The FDA's May 13 meeting focused not only on obtaining input on setting up the scientific standards for evaluating applications for biosimilar insulins, but also for what it will take for manufacturers to meet the requirements of interchangeability — a status allowing pharmacists to switch the lower-cost product for the innovator drug without notifying the prescriber.

Late last week, the FDA finalized its interchangeability guidelines — the roadmap biosimilar makers have been waiting for since 2010, though the agency issued a draft document two years ago.

None of the 19 U.S.-approved biosimilars currently carries the interchangeable status.

Having that designation could translate into increased competition, lower costs and more access to the drugs for patients, FDA Acting Commissioner Ned Sharpless said at the May 13 hearing.

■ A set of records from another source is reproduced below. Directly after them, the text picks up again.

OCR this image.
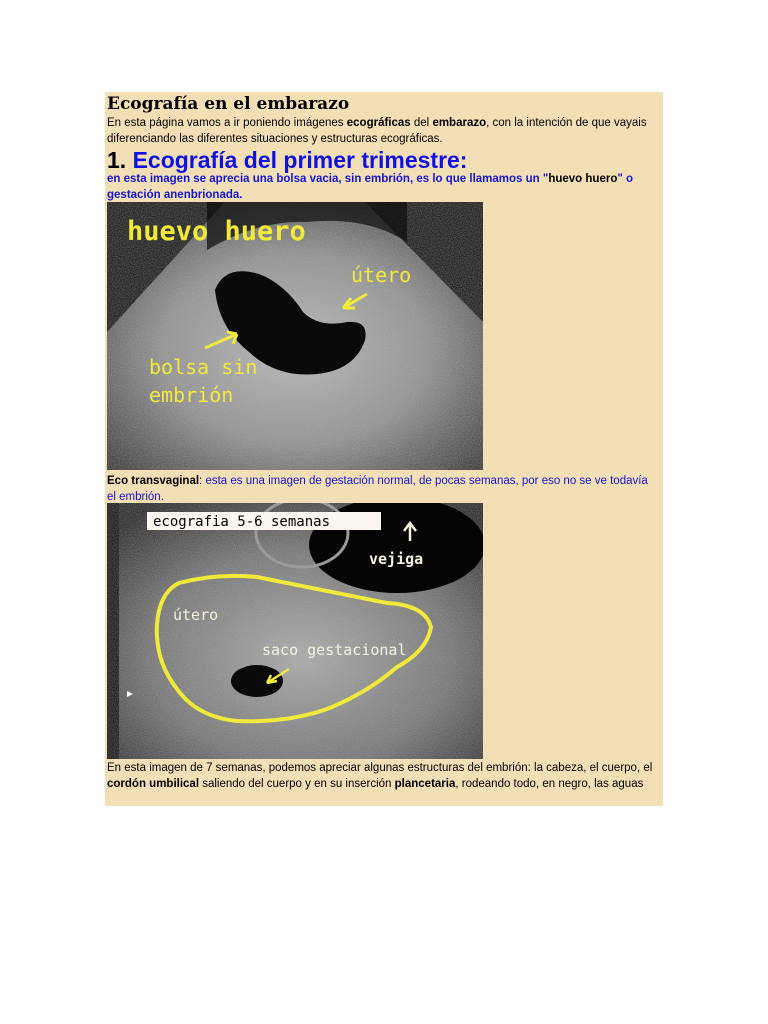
Ecografía en el embarazo

En esta página vamos a ir poniendo imágenes ecográficas del embarazo, con la intención de que vayais diferenciando las diferentes situaciones y estructuras ecográficas.

1. Ecografía del primer trimestre:

en esta imagen se aprecia una bolsa vacia, sin embrión, es lo que llamamos un "huevo huero" o gestación anenbrionada.

huevo huero
útero
bolsa sin
embrión

Eco transvaginal: esta es una imagen de gestación normal, de pocas semanas, por eso no se ve todavía el embrión.

ecografia 5-6 semanas
vejiga
útero
saco gestacional

En esta imagen de 7 semanas, podemos apreciar algunas estructuras del embrión: la cabeza, el cuerpo, el cordón umbilical saliendo del cuerpo y en su inserción plancetaria, rodeando todo, en negro, las aguas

He noted that the FDA has granted either full approval or tentative approval to three follow-on versions of brand-name insulins, though those lower-cost products are not yet considered biosimilars in the U.S. because the transition process was not yet in place when regulators cleared their applications.

Stakeholder feedback

Christine Simmon, senior vice president at the Association for Accessible Medicines, a lobbying group, and the executive director of its Biosimilars Council, urged the FDA to emphasize that interchangeability does not confer quality but is a statutory standard for automatic substitution.

Simmon accused the brand-name industry of engaging in a misinformation campaign, in which patients are told they must not transition from their innovator biologic to a biosimilar until it has the interchangeable status — a designation many are unlikely to seek.

Mariana Socal, an assistant scientist at Johns Hopkins University, said the biosimilarity and interchangeability criteria that were intended for large molecules should not be blindly applied to older and smaller molecules such as insulin.

"Insulin is not Humira," she told the FDA.

Socal also said the regulatory complexity of having two separate designations for lower-cost insulins — biosimilar and interchangeable — would be confusing for patients with diabetes and would do more harm than good.

The FDA should consider insulin to be an exceptional product for which the interchangeability rules should be carefully reinterpreted, if applied at all, Socal said.

Abhijit Barve, head of global clinical research at Mylan NV, told the FDA that the scientific considerations for biosimilar insulins should be no different than how the follow-on products are currently approved under the agency's 505(b)(2) pathway, which permits regulators to rely on a previous finding of safety and effectiveness that led to approval of the branded product or on data not developed by the applicant, such as published literature.

Adding the interchangeability status is simply another layer of regulatory complexity, he said.

Jing Luo, an internal medicine doctor at Brigham and Women's Hospital and an instructor at Harvard University, said biosimilar insulin makers should only be required to conduct small switching studies to demonstrate their products are interchangeable at the pharmacy.

But Sherry Martin, vice president of diabetes global medical affairs at Lilly, insisted switching studies are critical and provide additional confidence that there will be no meaningful increase in immunogenicity — provoking an immune response in which the drug is less effective — when alternating between the biosimilar and brand-name product. She said the FDA should take steps to ensure that the conduct of switching studies is efficient and feasible.

Lilly expects the future of diabetes care to consist of connected ecosystems made up of insulin, digital health technologies and connected delivery systems, Martin said.

In assessing interchangeability, the FDA should consider whether a company has its own connected ecosystem and how its components compare with those of the brand-name product, she said. Regulators should also evaluate how patient outcomes compare between systems and if switching from a product within one ecosystem to another affects the continuity and stability of care for the patient and the data link to their healthcare team, Martin said.